Aladdin [2019]

Wertung: 4 von 6 Punkten  |   Kritik von Jens Adrian  |   Hinzugefügt am 22. Mai 2019
Genre: Fantasy / Komödie / Musical

Originaltitel: Aladdin
Laufzeit: 128 min.
Produktionsland: USA
Produktionsjahr: 2019
FSK-Freigabe: ab 6 Jahren

Regie: Guy Ritchie
Musik: Alan Menken
Darsteller: Will Smith, Mena Massoud, Naomi Scott, Marwan Kenzari, Alan Tudyk, Billy Magnussen, Nasim Pedrad, Navid Negahban, Numan Acar


Kurzinhalt:

Der gute Sultan (Navid Negahban) herrscht über die Stadt Agrabah im Orient. Seine Tochter Jasmin (Naomi Scott) fühlt sich berufen, selbst für das Volk als Herrscherin da zu sein, doch traditionell soll sie einen Prinzen heiraten, der ihrem Vater als Oberhaupt nachfolgen wird. Des Sultans Großwesir, Dschafar (Marwan Kenzari), ist darum bemüht, seine eigene Macht zu vergrößern. Deshalb ist er auf der Suche nach einer magischen Lampe, die in einer Wunderhöhle schlummert. In dem Straßenjungen Aladdin (Mena Massoud), der sich in Prinzessin Jasmin verliebt hat, glaubt Dschafar, den „ungeschliffenen Diamanten“ gefunden zu haben, den die Höhle als würdig erachtet. Doch als Aladdins kleptomanischer Affe Abu die Regeln der Höhle missachtet, werden sie mit einem fliegenden Teppich darin eingeschlossen. Als Aladdin die Lampe in Augenschein nimmt, beschwört er dadurch den mächtigen Dschinni (Will Smith). Der würde ihm drei Wünsche erfüllen, die es Aladdin ermöglichen, Jasmins Herz zu gewinnen – doch Dschafar durchschaut den „Prinzen Ali“ und wittert die Gelegenheit, sich endlich selbst der Lampe zu bemächtigen …


Kritik:
Mehr als ein Vierteljahrhundert, nachdem der Zeichentrickschmiede Disney mit Aladdin [1992] ein zauberhaftes Abenteuer gelungen ist, bei dem das Publikum vor Lachen kaum an sich halten konnte, versucht das Studio mit Regisseur Guy Ritchie, diesen Erfolg als Realfilm zu reproduzieren.

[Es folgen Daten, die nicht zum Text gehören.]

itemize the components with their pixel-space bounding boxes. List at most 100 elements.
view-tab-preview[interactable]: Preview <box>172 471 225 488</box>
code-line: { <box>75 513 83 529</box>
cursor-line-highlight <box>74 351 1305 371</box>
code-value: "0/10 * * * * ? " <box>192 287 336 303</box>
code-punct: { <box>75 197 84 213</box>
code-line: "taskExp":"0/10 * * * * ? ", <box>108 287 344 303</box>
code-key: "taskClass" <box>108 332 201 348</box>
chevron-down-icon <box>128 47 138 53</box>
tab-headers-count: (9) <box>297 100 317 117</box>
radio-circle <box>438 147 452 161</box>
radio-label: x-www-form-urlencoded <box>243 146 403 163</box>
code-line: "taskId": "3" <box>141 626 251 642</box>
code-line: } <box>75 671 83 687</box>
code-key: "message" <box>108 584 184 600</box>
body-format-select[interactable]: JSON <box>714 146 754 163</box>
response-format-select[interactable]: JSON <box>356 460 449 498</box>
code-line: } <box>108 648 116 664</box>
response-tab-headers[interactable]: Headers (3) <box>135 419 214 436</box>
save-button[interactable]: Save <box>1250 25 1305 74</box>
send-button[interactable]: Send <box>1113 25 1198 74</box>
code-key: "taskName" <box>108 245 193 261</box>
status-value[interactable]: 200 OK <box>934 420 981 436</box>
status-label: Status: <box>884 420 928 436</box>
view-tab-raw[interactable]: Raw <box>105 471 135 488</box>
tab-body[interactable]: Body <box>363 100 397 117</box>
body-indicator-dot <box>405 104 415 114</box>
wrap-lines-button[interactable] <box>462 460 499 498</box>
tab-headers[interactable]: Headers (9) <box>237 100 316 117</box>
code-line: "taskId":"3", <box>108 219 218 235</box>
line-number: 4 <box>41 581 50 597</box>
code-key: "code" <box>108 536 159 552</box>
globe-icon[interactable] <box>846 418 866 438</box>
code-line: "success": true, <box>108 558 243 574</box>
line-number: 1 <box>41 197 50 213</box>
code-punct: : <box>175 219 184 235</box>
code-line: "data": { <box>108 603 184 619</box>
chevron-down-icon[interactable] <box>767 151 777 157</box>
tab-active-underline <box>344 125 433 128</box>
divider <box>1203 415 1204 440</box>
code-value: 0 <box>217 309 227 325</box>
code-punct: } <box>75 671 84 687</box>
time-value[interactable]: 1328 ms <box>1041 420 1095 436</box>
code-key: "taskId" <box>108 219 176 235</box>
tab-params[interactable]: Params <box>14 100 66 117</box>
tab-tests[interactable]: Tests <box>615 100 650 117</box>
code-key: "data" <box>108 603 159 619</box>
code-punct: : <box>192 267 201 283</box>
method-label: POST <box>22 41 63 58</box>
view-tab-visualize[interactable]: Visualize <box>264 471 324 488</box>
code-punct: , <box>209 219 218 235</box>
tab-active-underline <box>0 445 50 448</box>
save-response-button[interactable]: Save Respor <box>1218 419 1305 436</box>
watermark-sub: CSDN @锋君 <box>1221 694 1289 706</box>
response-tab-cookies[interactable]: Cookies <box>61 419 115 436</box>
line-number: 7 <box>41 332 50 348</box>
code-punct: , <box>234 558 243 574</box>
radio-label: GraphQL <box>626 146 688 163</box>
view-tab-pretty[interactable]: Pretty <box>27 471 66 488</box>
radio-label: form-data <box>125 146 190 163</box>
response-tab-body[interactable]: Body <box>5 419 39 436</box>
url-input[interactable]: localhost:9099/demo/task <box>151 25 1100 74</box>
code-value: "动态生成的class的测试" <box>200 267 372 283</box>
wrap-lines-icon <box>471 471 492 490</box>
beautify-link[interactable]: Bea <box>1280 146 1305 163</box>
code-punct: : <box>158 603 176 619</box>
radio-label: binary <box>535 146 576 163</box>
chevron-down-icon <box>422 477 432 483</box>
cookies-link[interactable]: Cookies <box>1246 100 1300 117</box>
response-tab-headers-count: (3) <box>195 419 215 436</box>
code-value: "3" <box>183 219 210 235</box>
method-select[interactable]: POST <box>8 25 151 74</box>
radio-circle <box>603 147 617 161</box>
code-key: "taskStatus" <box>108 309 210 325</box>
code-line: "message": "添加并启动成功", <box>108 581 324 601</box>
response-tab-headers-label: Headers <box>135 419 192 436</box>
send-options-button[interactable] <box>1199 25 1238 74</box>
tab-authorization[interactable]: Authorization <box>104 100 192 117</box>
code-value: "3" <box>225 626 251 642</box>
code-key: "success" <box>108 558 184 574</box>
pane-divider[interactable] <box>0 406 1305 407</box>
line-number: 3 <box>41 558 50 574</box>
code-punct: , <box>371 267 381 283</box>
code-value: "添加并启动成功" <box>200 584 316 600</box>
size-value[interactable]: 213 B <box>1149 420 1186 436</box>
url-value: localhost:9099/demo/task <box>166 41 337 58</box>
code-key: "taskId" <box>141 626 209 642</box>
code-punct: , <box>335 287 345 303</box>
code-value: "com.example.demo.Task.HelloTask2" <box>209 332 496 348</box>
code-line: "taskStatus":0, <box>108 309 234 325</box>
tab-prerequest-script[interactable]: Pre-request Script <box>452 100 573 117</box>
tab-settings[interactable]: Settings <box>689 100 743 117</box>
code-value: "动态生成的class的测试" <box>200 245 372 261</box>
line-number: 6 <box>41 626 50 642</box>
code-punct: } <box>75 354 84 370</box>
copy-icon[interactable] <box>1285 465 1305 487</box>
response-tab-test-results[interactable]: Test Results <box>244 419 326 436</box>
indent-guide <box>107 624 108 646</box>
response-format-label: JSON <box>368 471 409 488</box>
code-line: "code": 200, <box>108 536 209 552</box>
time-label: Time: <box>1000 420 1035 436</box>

Dabei haken sie alle Punkte ab, die man dem Original entnehmen kann. Vom magisch-orientalischen Setting in 1001er Nacht, den fantastisch farbenfrohen Kostümen bis hin zu eingängigen Songs und liebenswerten Nebenfiguren. Statt ein eigenständiges Märchen gelingt ihnen lediglich ein Film, der nichts besser macht als die Vorlage und nicht einmal öfter als nicht dasselbe Niveau erreicht.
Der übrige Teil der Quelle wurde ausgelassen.